What are the highest priorities for pastors in training?
Ben Shin | APRIL 12, 2019 | 2 MIN READ | 3 MIN WATCH
Note from SOLA: This video was recorded during The SOLA Conference 2019. Below is a transcript of the video. It has been lightly edited for readability.
As a seminary professor, I have the privilege of preparing students to be future pastors. I'm often asked the question: What are the priorities that would allow them to be in the game for the long haul? Not only to just stay there, but to flourish in their ministry?
The first thing I would say is that they need to have good character. A lot of times pastors work on their skills — preaching and teaching and admin stuff. Those are important (don’t get me wrong), but other people can do that. The priority for the pastor, if I could say it that way, is to develop their character. What that means is who they are in public, and especially, who they are in private, including their family lives.
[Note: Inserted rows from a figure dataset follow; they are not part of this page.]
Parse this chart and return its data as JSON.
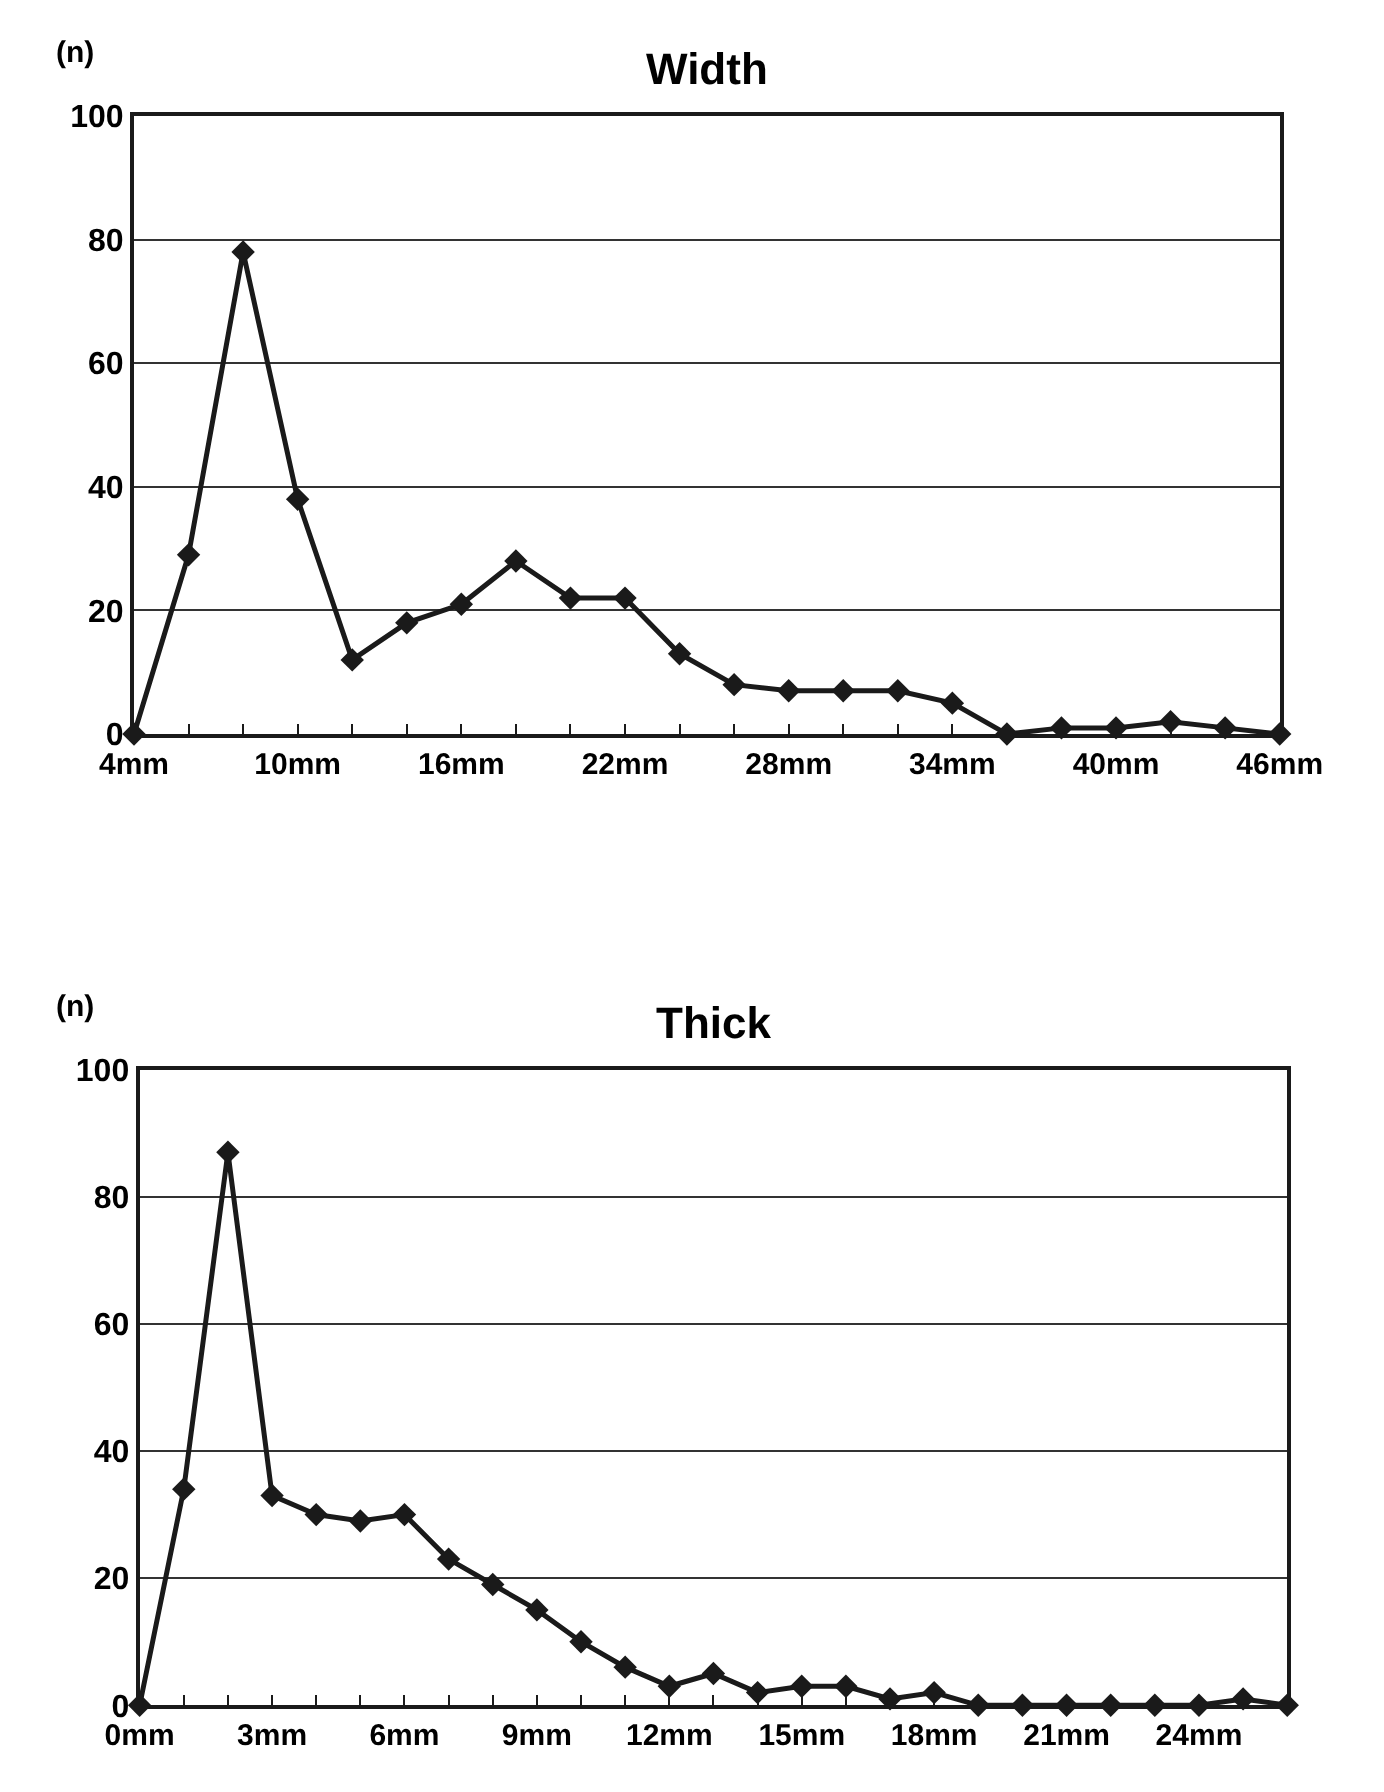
{
  "chart_data": [
    {
      "type": "line",
      "title": "Width",
      "ylabel": "(n)",
      "marker": "diamond",
      "line_style": "solid",
      "grid": "y",
      "x": [
        4,
        6,
        8,
        10,
        12,
        14,
        16,
        18,
        20,
        22,
        24,
        26,
        28,
        30,
        32,
        34,
        36,
        38,
        40,
        42,
        44,
        46
      ],
      "series": [
        {
          "color": "#1a1a1a",
          "values": [
            0,
            29,
            78,
            38,
            12,
            18,
            21,
            28,
            22,
            22,
            13,
            8,
            7,
            7,
            7,
            5,
            0,
            1,
            1,
            2,
            1,
            0
          ]
        }
      ],
      "xlim": [
        4,
        46
      ],
      "ylim": [
        0,
        100
      ],
      "yticks": [
        0,
        20,
        40,
        60,
        80,
        100
      ],
      "xticks": [
        {
          "value": 4,
          "label": "4mm"
        },
        {
          "value": 6,
          "label": null
        },
        {
          "value": 8,
          "label": null
        },
        {
          "value": 10,
          "label": "10mm"
        },
        {
          "value": 12,
          "label": null
        },
        {
          "value": 14,
          "label": null
        },
        {
          "value": 16,
          "label": "16mm"
        },
        {
          "value": 18,
          "label": null
        },
        {
          "value": 20,
          "label": null
        },
        {
          "value": 22,
          "label": "22mm"
        },
        {
          "value": 24,
          "label": null
        },
        {
          "value": 26,
          "label": null
        },
        {
          "value": 28,
          "label": "28mm"
        },
        {
          "value": 30,
          "label": null
        },
        {
          "value": 32,
          "label": null
        },
        {
          "value": 34,
          "label": "34mm"
        },
        {
          "value": 36,
          "label": null
        },
        {
          "value": 38,
          "label": null
        },
        {
          "value": 40,
          "label": "40mm"
        },
        {
          "value": 42,
          "label": null
        },
        {
          "value": 44,
          "label": null
        },
        {
          "value": 46,
          "label": "46mm"
        }
      ]
    },
    {
      "type": "line",
      "title": "Thick",
      "ylabel": "(n)",
      "marker": "diamond",
      "line_style": "solid",
      "grid": "y",
      "x": [
        0,
        1,
        2,
        3,
        4,
        5,
        6,
        7,
        8,
        9,
        10,
        11,
        12,
        13,
        14,
        15,
        16,
        17,
        18,
        19,
        20,
        21,
        22,
        23,
        24,
        25,
        26
      ],
      "series": [
        {
          "color": "#1a1a1a",
          "values": [
            0,
            34,
            87,
            33,
            30,
            29,
            30,
            23,
            19,
            15,
            10,
            6,
            3,
            5,
            2,
            3,
            3,
            1,
            2,
            0,
            0,
            0,
            0,
            0,
            0,
            1,
            0
          ]
        }
      ],
      "xlim": [
        0,
        26
      ],
      "ylim": [
        0,
        100
      ],
      "yticks": [
        0,
        20,
        40,
        60,
        80,
        100
      ],
      "xticks": [
        {
          "value": 0,
          "label": "0mm"
        },
        {
          "value": 1,
          "label": null
        },
        {
          "value": 2,
          "label": null
        },
        {
          "value": 3,
          "label": "3mm"
        },
        {
          "value": 4,
          "label": null
        },
        {
          "value": 5,
          "label": null
        },
        {
          "value": 6,
          "label": "6mm"
        },
        {
          "value": 7,
          "label": null
        },
        {
          "value": 8,
          "label": null
        },
        {
          "value": 9,
          "label": "9mm"
        },
        {
          "value": 10,
          "label": null
        },
        {
          "value": 11,
          "label": null
        },
        {
          "value": 12,
          "label": "12mm"
        },
        {
          "value": 13,
          "label": null
        },
        {
          "value": 14,
          "label": null
        },
        {
          "value": 15,
          "label": "15mm"
        },
        {
          "value": 16,
          "label": null
        },
        {
          "value": 17,
          "label": null
        },
        {
          "value": 18,
          "label": "18mm"
        },
        {
          "value": 19,
          "label": null
        },
        {
          "value": 20,
          "label": null
        },
        {
          "value": 21,
          "label": "21mm"
        },
        {
          "value": 22,
          "label": null
        },
        {
          "value": 23,
          "label": null
        },
        {
          "value": 24,
          "label": "24mm"
        },
        {
          "value": 25,
          "label": null
        },
        {
          "value": 26,
          "label": null
        }
      ]
    }
  ]
}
They need to go deep. They can’t just go wide. If they don't have depth, then they would not survive the storms because pastoral ministry is very difficult.
The second thing I would say is this: They need to have a support system or community. If they don't have friends, then they're going to really struggle. They need to have people that they can call on a whim if something happens or if something crashes and burns.
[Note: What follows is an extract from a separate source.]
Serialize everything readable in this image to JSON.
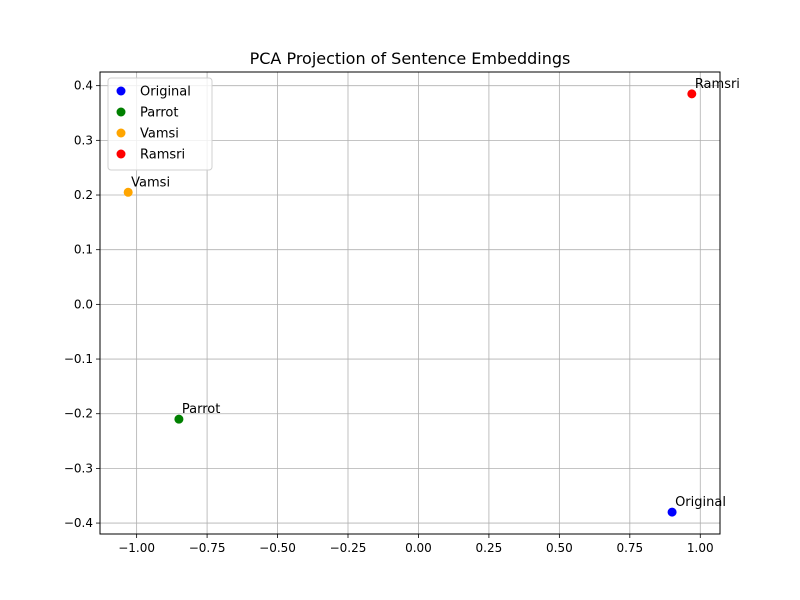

In one of my pastoral ministry classes I have a project entitled the Friendship Project. I ask them to make friends in the class. Some people love it, while others go, “Why do I have to do it?” I have to explain because it's a priority for the long-term.
A third priority I would say besides character and community is you have to have godly practices of your own personal disciplines. If you're not praying on a regular basis, if you're not in the Word for yourself, not for sermon prep but just for a spiritual growth, then you will do things on your own strength. That's where people start relying or defaulting to only their skills or they recycle over and over, unbeknownst to the congregation. That's when you get in a rut. There's no freshness, there's no newness, and as a result, there's no growth.
So those are the three priorities I would recommend if you want to play the long game. The whole idea of your commitments to Christ in terms of your relationships, in terms of your spiritual disciplines, and in terms of working on your character.
Benjamin C. Shin has served in the ministry as a pastor, parachurch leader, and professor for more than 25 years. He is a graduate of UCLA, Talbot School of Theology, and Dallas Theological Seminary. He enjoys reading, music, sports (especially the UCLA Bruins), and spending time with people. His vision and passion includes mentoring leaders, re-building churches, and teaching the Word of God. He is married to his bride, Jen and has 2 wonderful boys named Adam and Zachary. He currently serves as the Teaching Pastor at New Life Vision Church in Glendale, CA and as an Associate Professor of Bible Exposition and Director of the Asian-American Ministry track for the Doctor of Ministry at Talbot School of Theology in La Mirada, CA.